Today they had taken their own territory back, and nearly pushed RED out of mid, but before they could properly sort out their last rush the end-war whistles had blown, and it was dark out. Back to another stalemate.

Now, after dinner, most of them had taken to the common room. It remained the most pleasant place in Coldfront when night drew on, boasting a fireplace and warm lights. Behind him Dell could hear Scout and Soldier trying to out-talk one another, with Demo interjecting whenever there was a lull to stir them up again. The rest were out in the kitchen, last he knew, save the Pyro. He hadn't seen her since she'd taken his scarf.

Monster, Heavy had said.

His teammates' racket gnawed at him. Dell left for his room, though not before detouring to double-check that the door to his workshop was locked. When he turned the last corner he half-expected to find the Pyro, sitting and waiting for him like she often did, but she was nowhere to be seen. He couldn't shake the memory of her trudging past him and his dispenser, bleeding, as he tried the handle.

It was locked, as it was supposed to be, but he slid open the cover on the security pad to check the inside anyway. As he punched in the numbers it occurred to him that he hadn't told anyone of the RED spy's infiltration, and moreover, he didn't feel especially disposed to do so. But security breaches were as much his responsibility as anyone else's, Dell reasoned as he opened the door. His attitude was just the cold and the long mission getting to him. He'd let everyone know in the morning.

The electric lock beeped and turned green, but before he could reach for the handle again, footsteps drew his attention. He looked up in time to see the Pyro round the corner. She stopped dead in her tracks when she saw him.

"Hey," Dell said after a second or two. The Pyro took a step back, drawing her shoulders up and lifting her hands in a show of appeasement. "Oh, now come on, I said I weren't mad at you no more."

"Yhhu hrmnt?"

"'Pologized and everything. What, you get killed on your way back to base?"

She shook her head. "Hhi mmndt hye hhdy."

"You what now?"

Slowly, like any sudden movement might make Dell snap at her again, she reached up and popped the filter on her mask. "I didn't, didn't die today. You're really not mad?"

Dell shook his head, opening the door to his workshop. Cold air rushed out to meet him. "No, I'm not mad. What'd you do with my scarf?"

"What?"

"My scarf, Pyro, the one Sniper made me, the one I gave to you today." He snapped on the lights and stepped back from the chill, leaning against the doorway to face her.

She folded her arms across her ribs, both hands curling into the suit. Dell waited as she rocked back once on her heels. "I don't have that."

"You didn't lose it, didja?"

"I don't have it, I didn't have it.
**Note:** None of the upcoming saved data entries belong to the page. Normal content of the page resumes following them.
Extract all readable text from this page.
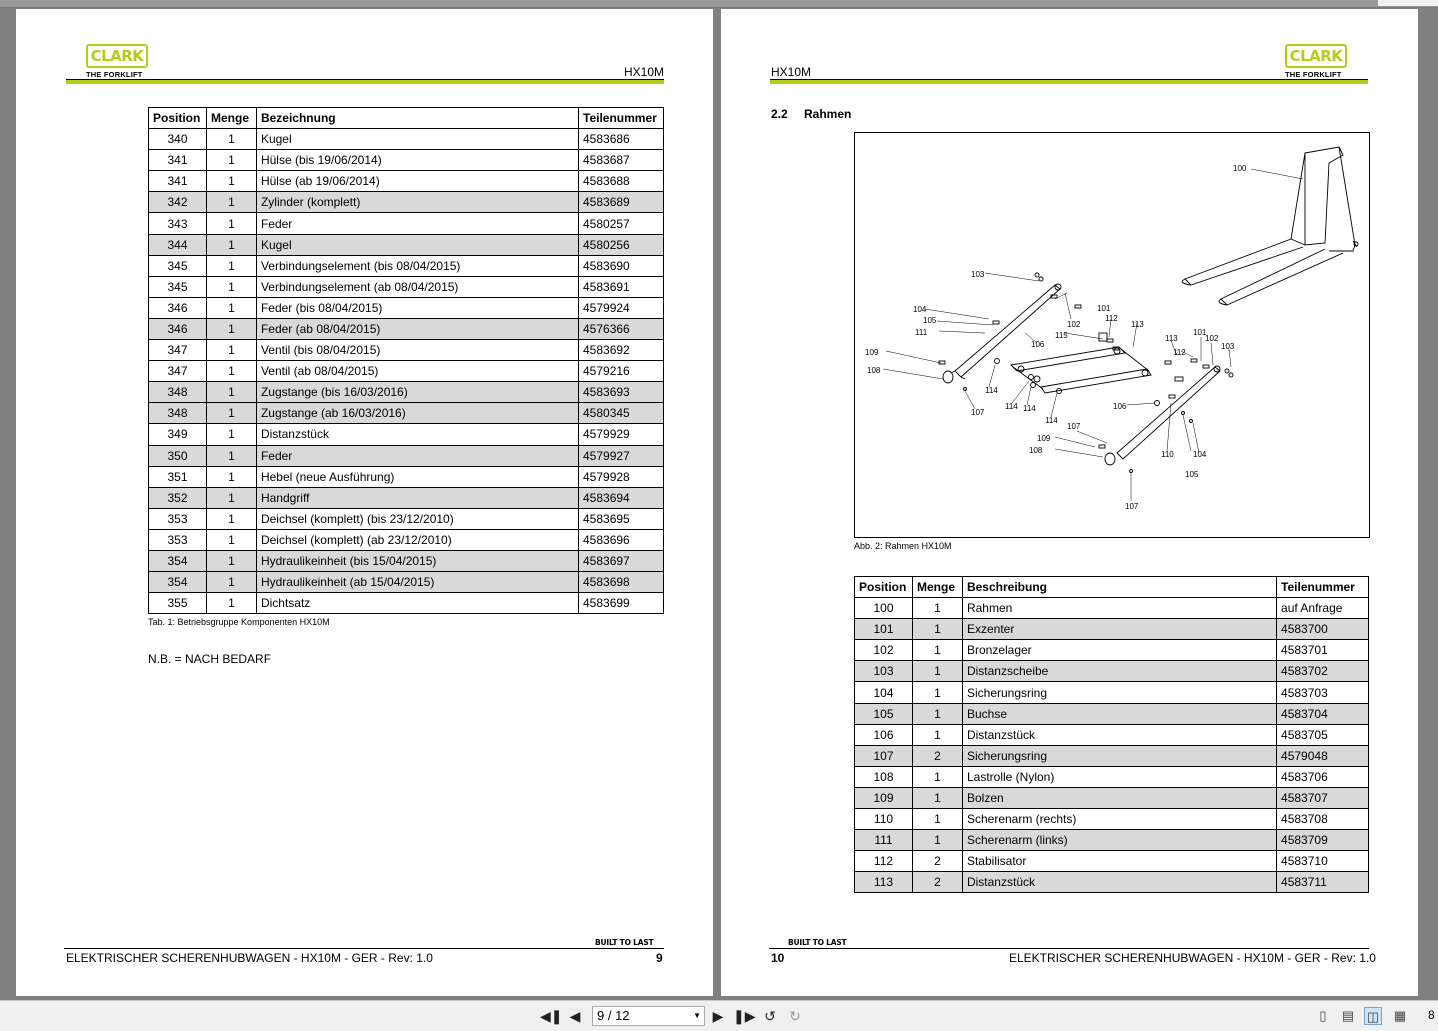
CLARK
THE FORKLIFT	HX10M
Position	Menge	Bezeichnung	Teilenummer
340	1	Kugel	4583686
341	1	Hülse (bis 19/06/2014)	4583687
341	1	Hülse (ab 19/06/2014)	4583688
342	1	Zylinder (komplett)	4583689
343	1	Feder	4580257
344	1	Kugel	4580256
345	1	Verbindungselement (bis 08/04/2015)	4583690
345	1	Verbindungselement (ab 08/04/2015)	4583691
346	1	Feder (bis 08/04/2015)	4579924
346	1	Feder (ab 08/04/2015)	4576366
347	1	Ventil (bis 08/04/2015)	4583692
347	1	Ventil (ab 08/04/2015)	4579216
348	1	Zugstange (bis 16/03/2016)	4583693
348	1	Zugstange (ab 16/03/2016)	4580345
349	1	Distanzstück	4579929
350	1	Feder	4579927
351	1	Hebel (neue Ausführung)	4579928
352	1	Handgriff	4583694
353	1	Deichsel (komplett) (bis 23/12/2010)	4583695
353	1	Deichsel (komplett) (ab 23/12/2010)	4583696
354	1	Hydraulikeinheit (bis 15/04/2015)	4583697
354	1	Hydraulikeinheit (ab 15/04/2015)	4583698
355	1	Dichtsatz	4583699
Tab. 1: Betriebsgruppe Komponenten HX10M
N.B. = NACH BEDARF
BUILT TO LAST
ELEKTRISCHER SCHERENHUBWAGEN - HX10M - GER - Rev: 1.0	9
HX10M
CLARK
THE FORKLIFT
2.2 Rahmen
100
101
102
103
104
105
106
107
108
109
110
111
112
113
114
115
114 114
114
106
107
109
108
107
105
104
113
112
101
102
103
Abb. 2: Rahmen HX10M
Position	Menge	Beschreibung	Teilenummer
100	1	Rahmen	auf Anfrage
101	1	Exzenter	4583700
102	1	Bronzelager	4583701
103	1	Distanzscheibe	4583702
104	1	Sicherungsring	4583703
105	1	Buchse	4583704
106	1	Distanzstück	4583705
107	2	Sicherungsring	4579048
108	1	Lastrolle (Nylon)	4583706
109	1	Bolzen	4583707
110	1	Scherenarm (rechts)	4583708
111	1	Scherenarm (links)	4583709
112	2	Stabilisator	4583710
113	2	Distanzstück	4583711
BUILT TO LAST
10	ELEKTRISCHER SCHERENHUBWAGEN - HX10M - GER - Rev: 1.0
◀❚ ◀	9 / 12	▼ ▶ ❚▶ ↺ ↻	▯	▤ ◫ ▦ 8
I didn't," and she paused mid-sentence to take a deep breath. Her next words came out all in a rush. "I didn't come see you with your machines today because you were mad at me and you told me to go away so I didn't, just, I saw you once when I had to go home but I pretended like I didn't. Sorry. I'm sorry."

The words poured over Dell and he stared at her, not understanding. Slowly, her meaning began to knit itself together. "You didn't come by my dispenser today."

"No because—"

"I know why," he said. "So you were never there. You were never there at all, dammit, damn it, I am a—a blind old fool—"

He twisted on his heel and stepped into the workshop, ignoring the Pyro when she called him. A few seconds later she was peeking into the workshop, but not coming inside. "Engie?"

Dell didn't hear her. He stood fixed in place, eyes locked on the neatly-folded, blue-and-gold scarf that lay upon his workbench, and the crisp lines of the note set atop it.